A great deal of this he did say to me. He said it very simply, without phrases.
Nothing, he said, would have pleased them better than that I should marry Viola. But—he didn’t think that he could let me do it. If I had only come to him three weeks ago—
He hadn’t been able—naturally—to talk about it last night. He had hoped he wouldn’t have to say anything about it at all, but I had forced him.
It couldn’t have been worse if I’d seen him about to put a knife into his breast. I tried to stop him, but he would do it, he would put the knife in.
“We don’t know,” he said, “what may have occurred at Bruges.”
“Nothing occurred,” I said, “nothing that you need mind.”
He said, “That’s what the child tells me.”
And I, “Surely, sir, you believe her word?”

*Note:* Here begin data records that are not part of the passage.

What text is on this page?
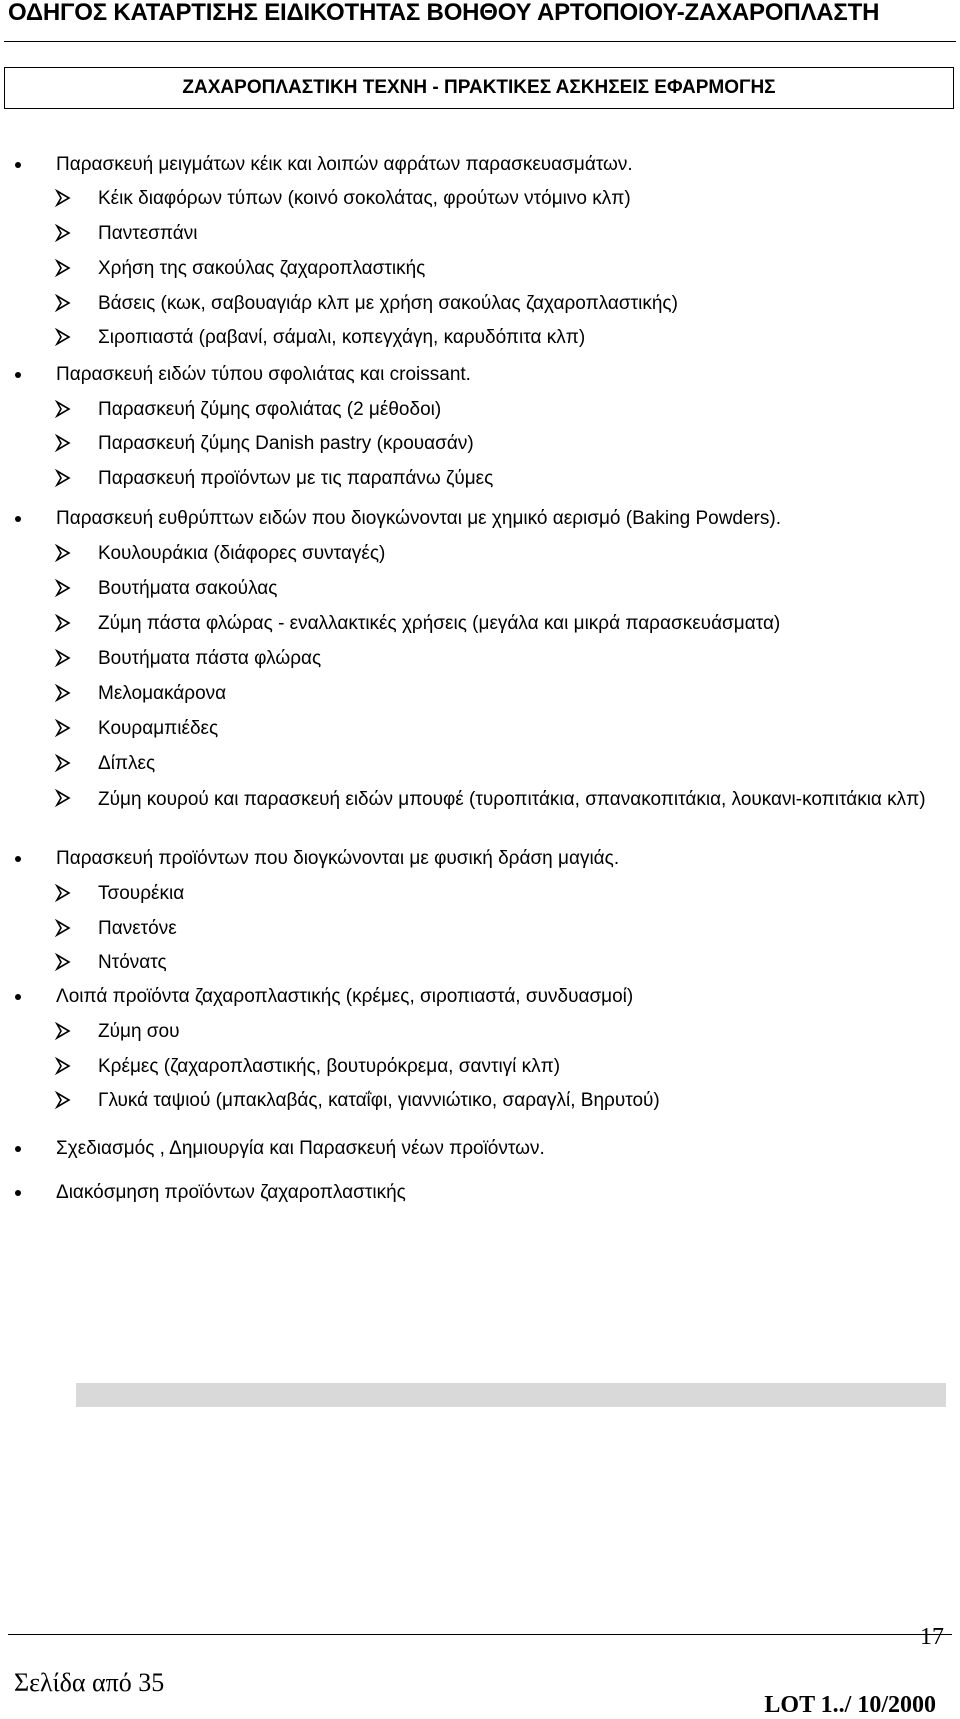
ΟΔΗΓΟΣ ΚΑΤΑΡΤΙΣΗΣ ΕΙΔΙΚΟΤΗΤΑΣ ΒΟΗΘΟΥ ΑΡΤΟΠΟΙΟΥ-ΖΑΧΑΡΟΠΛΑΣΤΗ
ΖΑΧΑΡΟΠΛΑΣΤΙΚΗ ΤΕΧΝΗ - ΠΡΑΚΤΙΚΕΣ ΑΣΚΗΣΕΙΣ ΕΦΑΡΜΟΓΗΣ
Παρασκευή μειγμάτων κέικ και λοιπών αφράτων παρασκευασμάτων.
Κέικ διαφόρων τύπων (κοινό σοκολάτας, φρούτων ντόμινο κλπ)
Παντεσπάνι
Χρήση της σακούλας ζαχαροπλαστικής
Βάσεις (κωκ, σαβουαγιάρ κλπ με χρήση σακούλας ζαχαροπλαστικής)
Σιροπιαστά (ραβανί, σάμαλι, κοπεγχάγη, καρυδόπιτα κλπ)
Παρασκευή ειδών τύπου σφολιάτας και croissant.
Παρασκευή ζύμης σφολιάτας (2 μέθοδοι)
Παρασκευή ζύμης Danish pastry (κρουασάν)
Παρασκευή προϊόντων με τις παραπάνω ζύμες
Παρασκευή ευθρύπτων ειδών που διογκώνονται με χημικό αερισμό (Baking Powders).
Κουλουράκια (διάφορες συνταγές)
Βουτήματα σακούλας
Ζύμη πάστα φλώρας - εναλλακτικές χρήσεις (μεγάλα και μικρά παρασκευάσματα)
Βουτήματα πάστα φλώρας
Μελομακάρονα
Κουραμπιέδες
Δίπλες
Ζύμη κουρού και παρασκευή ειδών μπουφέ (τυροπιτάκια, σπανακοπιτάκια, λουκανι-κοπιτάκια κλπ)
Παρασκευή προϊόντων που διογκώνονται με φυσική δράση μαγιάς.
Τσουρέκια
Πανετόνε
Ντόνατς
Λοιπά προϊόντα ζαχαροπλαστικής (κρέμες, σιροπιαστά, συνδυασμοί)
Ζύμη σου
Κρέμες (ζαχαροπλαστικής, βουτυρόκρεμα, σαντιγί κλπ)
Γλυκά ταψιού (μπακλαβάς, καταΐφι, γιαννιώτικο, σαραγλί, Βηρυτού)
Σχεδιασμός , Δημιουργία και Παρασκευή νέων προϊόντων.
Διακόσμηση προϊόντων ζαχαροπλαστικής
17
Σελίδα από 35
LOT 1../ 10/2000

Of course—of course he believed her word. Viola, he said, might keep the truth from them if (he smiled in spite of himself) if she thought it would not be good for them to know it. But she had never told them an untruth. Never. She was—essentially—truthful.
“Only,” he said, “we don’t know what she may have been driven to. She may have been trying to shield that man Jevons.”
I said I was convinced that, technically, Jevons was innocent. It looked as if he had been criminally reckless and inconsiderate; but he seemed to have honestly thought that there was no harm in Viola’s joining him in Bruges.
But the Canon didn’t want to know what Jevons had thought, honestly or otherwise. Or what Viola had thought. “It’s what they’ve done,” he said. “You can’t get over it.”
I said what they’d done didn’t amount to more than, looking at the Belfry. I could very easily get over that.
He said that I was an Israelite indeed. But the world wasn’t all Belfries, and we must look at it like men of the world.
“They travelled together, Furnival. They travelled together.”
I said, “Yes. And it wasn’t till they’d got to Bruges the second time that Jevons realized that they never ought to. As soon as he did realize it, he cleared out.”
He did that too late, the Canon insisted. It was no good my trying to shield Jevons. It wasn’t easy to believe that Jevons was as innocent as Viola, and, as nobody was going to believe it, the injury the brute had done her was irreparable.
“Not,” I said, “if she marries me.”
He said, “My dear boy, supposing—supposing it isn’t all as innocent as you think? You can’t marry her.”
I said that made no difference. It was all the more reason.
All the more reason, he insisted, for her marrying Jevons.
That, he said, was what they’d have to go into.
But there I took a high stand. I said it was for me to go into it, and if I didn’t, why should they? If I believed in Viola, surely they might? If I knew that she could do nothing and feel nothing that was not beautiful, wasn’t my knowledge good enough for them? I said, “I shall go to her at once and ask her to marry me.”